Conversations and user interviews point to a system that interrupts daily life rather than supporting it: frequent sensor failures, constant replacements, and the need to repeatedly check numbers create frustration and fatigue. Instead of feeling supported, many feel tethered to their devices, managing alerts, troubleshooting issues, and trying to make sense of inconsistent readings.
3.0 Research revealed the emotional and mental strain of reactive diabetes management
Competitive Research
Tracking diabetes data isn't easy
The limits of today’s tools
Across the category, products have improved in sensing accuracy, connectivity, and real-time display. However, reliability issues, short sensor lifecycles, and fragmented device ecosystems continue to introduce friction.
As conditions become more complex, the operational overhead increases, highlighting an opportunity to reduce system friction and create a more seamless experience that requires less active management from the user.





Iterations
Translating ideas into a working vision

Exploration
Mapped early system directions
Explored sensing, prediction, and interaction flows
Tested multiple concepts to identify viable pathways

Prompting
Generated interface behaviors and system responses
Explored interaction patterns at higher fidelity levels
Evaluated clarity, usability, and feasibility

Asset Creation
Built interface and visual system outputs
Developed scenes showing the product in context
Refined consistency across touchpoints
AI Workflow
How I worked
Building Aeri in 24 hours forced sharper decisions about where AI added speed and where it added cleanup.

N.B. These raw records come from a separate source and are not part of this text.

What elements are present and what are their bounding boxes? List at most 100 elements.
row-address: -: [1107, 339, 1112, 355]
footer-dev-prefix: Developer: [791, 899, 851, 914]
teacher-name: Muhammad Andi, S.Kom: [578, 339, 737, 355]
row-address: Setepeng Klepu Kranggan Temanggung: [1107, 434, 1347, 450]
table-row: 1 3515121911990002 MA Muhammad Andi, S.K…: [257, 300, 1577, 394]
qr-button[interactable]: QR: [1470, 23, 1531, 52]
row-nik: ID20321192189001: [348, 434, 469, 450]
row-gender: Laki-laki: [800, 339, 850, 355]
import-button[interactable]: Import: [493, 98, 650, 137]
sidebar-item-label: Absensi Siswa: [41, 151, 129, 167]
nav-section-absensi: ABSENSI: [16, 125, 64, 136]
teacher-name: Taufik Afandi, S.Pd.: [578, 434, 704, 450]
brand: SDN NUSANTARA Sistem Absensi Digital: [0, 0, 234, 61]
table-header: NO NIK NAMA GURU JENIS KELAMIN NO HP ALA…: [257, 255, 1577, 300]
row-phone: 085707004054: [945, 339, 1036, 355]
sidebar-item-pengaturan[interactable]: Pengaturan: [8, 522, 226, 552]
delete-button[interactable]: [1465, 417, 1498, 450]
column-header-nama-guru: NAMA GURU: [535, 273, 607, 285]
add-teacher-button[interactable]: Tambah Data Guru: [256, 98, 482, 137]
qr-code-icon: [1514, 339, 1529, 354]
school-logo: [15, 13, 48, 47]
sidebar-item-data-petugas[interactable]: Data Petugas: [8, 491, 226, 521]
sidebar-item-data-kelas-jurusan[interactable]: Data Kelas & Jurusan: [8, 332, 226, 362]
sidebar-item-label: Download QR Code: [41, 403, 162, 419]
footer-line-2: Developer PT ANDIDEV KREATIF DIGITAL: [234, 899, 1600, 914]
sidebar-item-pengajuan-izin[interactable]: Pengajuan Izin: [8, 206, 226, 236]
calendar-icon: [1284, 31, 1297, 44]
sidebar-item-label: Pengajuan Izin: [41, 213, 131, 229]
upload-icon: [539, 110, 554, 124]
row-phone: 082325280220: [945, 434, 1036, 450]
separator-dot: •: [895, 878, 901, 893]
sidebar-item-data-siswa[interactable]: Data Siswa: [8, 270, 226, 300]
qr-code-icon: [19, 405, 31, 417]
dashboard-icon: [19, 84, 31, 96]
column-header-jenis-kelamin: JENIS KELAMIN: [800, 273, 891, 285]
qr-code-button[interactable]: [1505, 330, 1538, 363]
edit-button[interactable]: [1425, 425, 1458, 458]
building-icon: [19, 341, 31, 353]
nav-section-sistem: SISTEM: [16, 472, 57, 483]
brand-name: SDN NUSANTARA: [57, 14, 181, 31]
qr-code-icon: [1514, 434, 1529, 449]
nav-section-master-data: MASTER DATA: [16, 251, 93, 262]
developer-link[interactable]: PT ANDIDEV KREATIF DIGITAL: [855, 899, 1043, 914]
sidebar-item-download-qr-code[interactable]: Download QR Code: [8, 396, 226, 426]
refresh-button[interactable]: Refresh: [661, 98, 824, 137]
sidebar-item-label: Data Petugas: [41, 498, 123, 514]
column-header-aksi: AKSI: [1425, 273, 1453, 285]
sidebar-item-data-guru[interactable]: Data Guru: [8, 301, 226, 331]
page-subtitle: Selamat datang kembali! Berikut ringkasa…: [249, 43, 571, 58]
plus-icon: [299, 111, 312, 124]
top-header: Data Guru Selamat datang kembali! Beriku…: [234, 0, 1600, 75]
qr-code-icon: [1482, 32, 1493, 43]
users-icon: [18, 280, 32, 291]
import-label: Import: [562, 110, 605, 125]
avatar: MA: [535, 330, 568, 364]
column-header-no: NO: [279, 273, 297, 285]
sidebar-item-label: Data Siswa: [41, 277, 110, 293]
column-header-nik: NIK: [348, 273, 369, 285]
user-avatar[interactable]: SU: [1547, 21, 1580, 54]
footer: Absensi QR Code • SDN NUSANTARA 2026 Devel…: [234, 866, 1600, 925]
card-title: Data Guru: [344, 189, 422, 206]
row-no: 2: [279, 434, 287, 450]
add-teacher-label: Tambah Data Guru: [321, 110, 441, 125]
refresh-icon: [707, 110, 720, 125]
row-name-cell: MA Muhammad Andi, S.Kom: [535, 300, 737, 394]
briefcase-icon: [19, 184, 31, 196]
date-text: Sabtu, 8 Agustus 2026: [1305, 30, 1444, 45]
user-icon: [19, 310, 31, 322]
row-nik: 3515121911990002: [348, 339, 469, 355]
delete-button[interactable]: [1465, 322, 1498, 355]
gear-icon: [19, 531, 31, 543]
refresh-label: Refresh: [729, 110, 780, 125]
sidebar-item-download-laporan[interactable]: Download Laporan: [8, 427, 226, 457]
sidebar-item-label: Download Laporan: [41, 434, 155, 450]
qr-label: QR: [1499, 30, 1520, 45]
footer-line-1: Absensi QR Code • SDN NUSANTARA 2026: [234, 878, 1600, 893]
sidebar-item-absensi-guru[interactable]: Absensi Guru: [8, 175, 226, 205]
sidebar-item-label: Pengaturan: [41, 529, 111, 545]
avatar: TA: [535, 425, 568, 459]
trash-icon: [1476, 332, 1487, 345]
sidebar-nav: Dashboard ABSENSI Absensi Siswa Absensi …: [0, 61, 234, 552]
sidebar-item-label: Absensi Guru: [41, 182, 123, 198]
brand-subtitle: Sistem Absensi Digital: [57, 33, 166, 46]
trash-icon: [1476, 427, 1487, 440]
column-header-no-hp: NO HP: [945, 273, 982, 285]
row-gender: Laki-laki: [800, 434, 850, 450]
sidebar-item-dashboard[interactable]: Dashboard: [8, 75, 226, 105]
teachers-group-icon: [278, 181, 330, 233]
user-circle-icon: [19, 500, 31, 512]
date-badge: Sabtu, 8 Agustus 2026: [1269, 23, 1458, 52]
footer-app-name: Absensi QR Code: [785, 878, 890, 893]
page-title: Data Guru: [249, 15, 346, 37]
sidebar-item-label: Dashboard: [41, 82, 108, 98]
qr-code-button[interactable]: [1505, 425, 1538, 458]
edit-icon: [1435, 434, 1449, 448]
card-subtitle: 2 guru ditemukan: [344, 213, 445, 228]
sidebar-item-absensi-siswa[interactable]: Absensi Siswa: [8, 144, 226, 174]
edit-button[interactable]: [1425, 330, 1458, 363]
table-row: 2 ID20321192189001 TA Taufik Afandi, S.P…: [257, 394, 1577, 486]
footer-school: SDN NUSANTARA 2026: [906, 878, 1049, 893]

The biggest gains came from pairing tools to specific stages (research, ideation, production) rather than relying on one to do everything.
Perplexity
Research
Fast source-backed research on type 2 diabetes management, CGM technology, and existing preventative care tools.
Gemini
Research
Used for broader synthesis and quick comparisons. Helpful for connecting disparate findings into framing we could actually use in concept work.
ChatGPT
Ideation
Brainstorming partner for feature directions, user scenarios, and naming.
Figma Make
Ideation
Rapid prototyping of UI directions for the AR interface.
Claude
Thinking Partner & Writing
Pressure-tested concept decisions and refined pitch and case study copy throughout the sprint.
ElevenLabs
Voiceover
Generated the pitch video voiceover with natural pacing and tone.
Midjourney
Visual Production
Created mood imagery and conceptual visuals for the AR interface and pitch deck.
Reflection
My takeaways
A 24-hour sprint sharpened my time management, prioritization, and decision-making under pressure, where scope choices mattered as much as execution.
It also reinforced the value of dividing responsibilities early based on each person's strengths, which made the team faster and the final story stronger.
As my first AI hackathon, it expanded how I think about AI in design. I learned how to use prompting, rapid asset generation, and concept development more intentionally, while also considering scalability, feasibility, and product strategy.
Next Steps
Paths for further development
User Research
Expand user research with individuals managing type 2 diabetes to ground the system in lived experience.
Model Accuracy
Refine predictive modeling with clinical datasets to improve accuracy and reliability.
Biomedical Feasibility
Further evaluate the biomedical feasibility of the sensing approach and underlying hardware.
AR Validation
Test AR guidance interactions in real-world contexts to validate usability and behavior.